Un conte oriental aux confins de l’Empire ottoman

La ville de Višegrad (Вишеград en serbe cyrillique) est située sur la rive bosniaque de la Drina, territoire vassalisé par l’Empire ottoman lors de la conquête de la Bosnie-Herzégovine de 1386 à 1463. Ces terres demeurèrent provinces de l’Empire pendant plus de quatre siècles et l’implacabilité du joug ottoman, autorisant la détention de terres aux seuls musulmans, provoque une importante vague de conversion religieuse des Serbes et des Croates de Bosnie (5).

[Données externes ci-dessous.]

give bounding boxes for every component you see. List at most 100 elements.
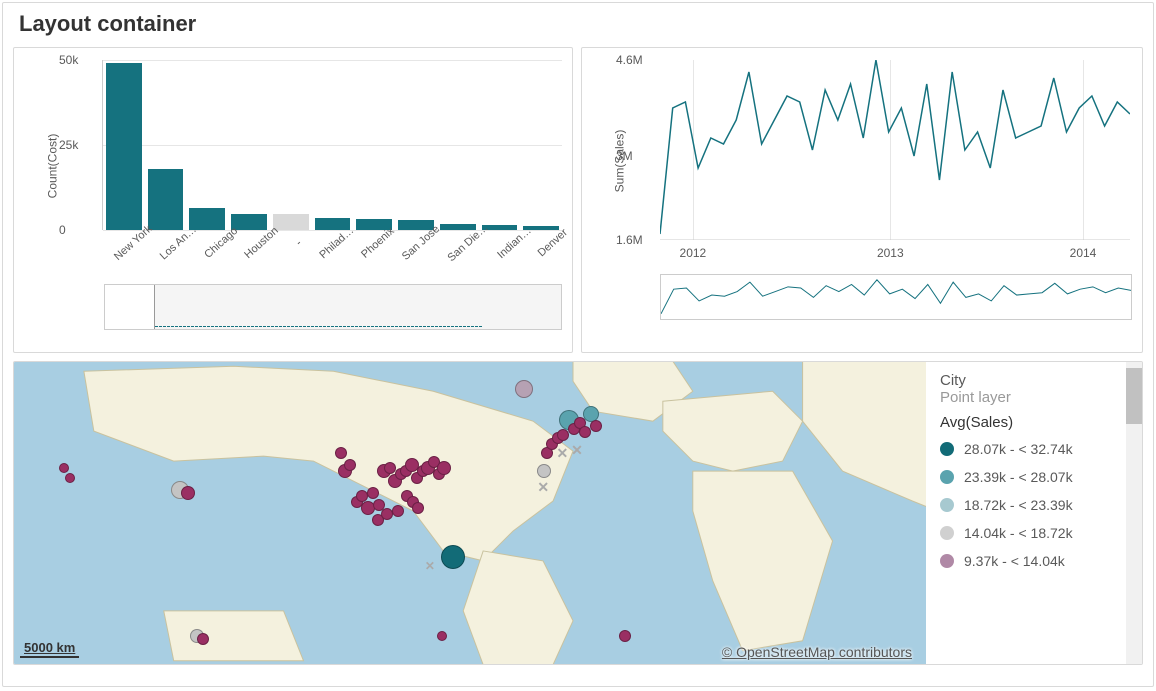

Sujette aux crues, la furieuse Drina empêche régulièrement les déplacements par bacs entre les deux rives. Aussi le grand vizir Mehmed Pacha Sokolović, originaire de Bosnie et victime de « l’impôt du sang » (6), eut-il l’idée d’élever un pont afin de faciliter les échanges entre les provinces de son empire. L’édifice deviendra, dès son achèvement en 1571, un lien tissé entre les civilisations et entre les hommes. Amants, villageois et badauds échangent sur la kapia, cette terrasse au centre du pont souhaitée par Mehmed Pacha: « (l)a  kapia constitue le point névralgique du pont, de même que le pont constitue l’endroit le plus important de la ville ».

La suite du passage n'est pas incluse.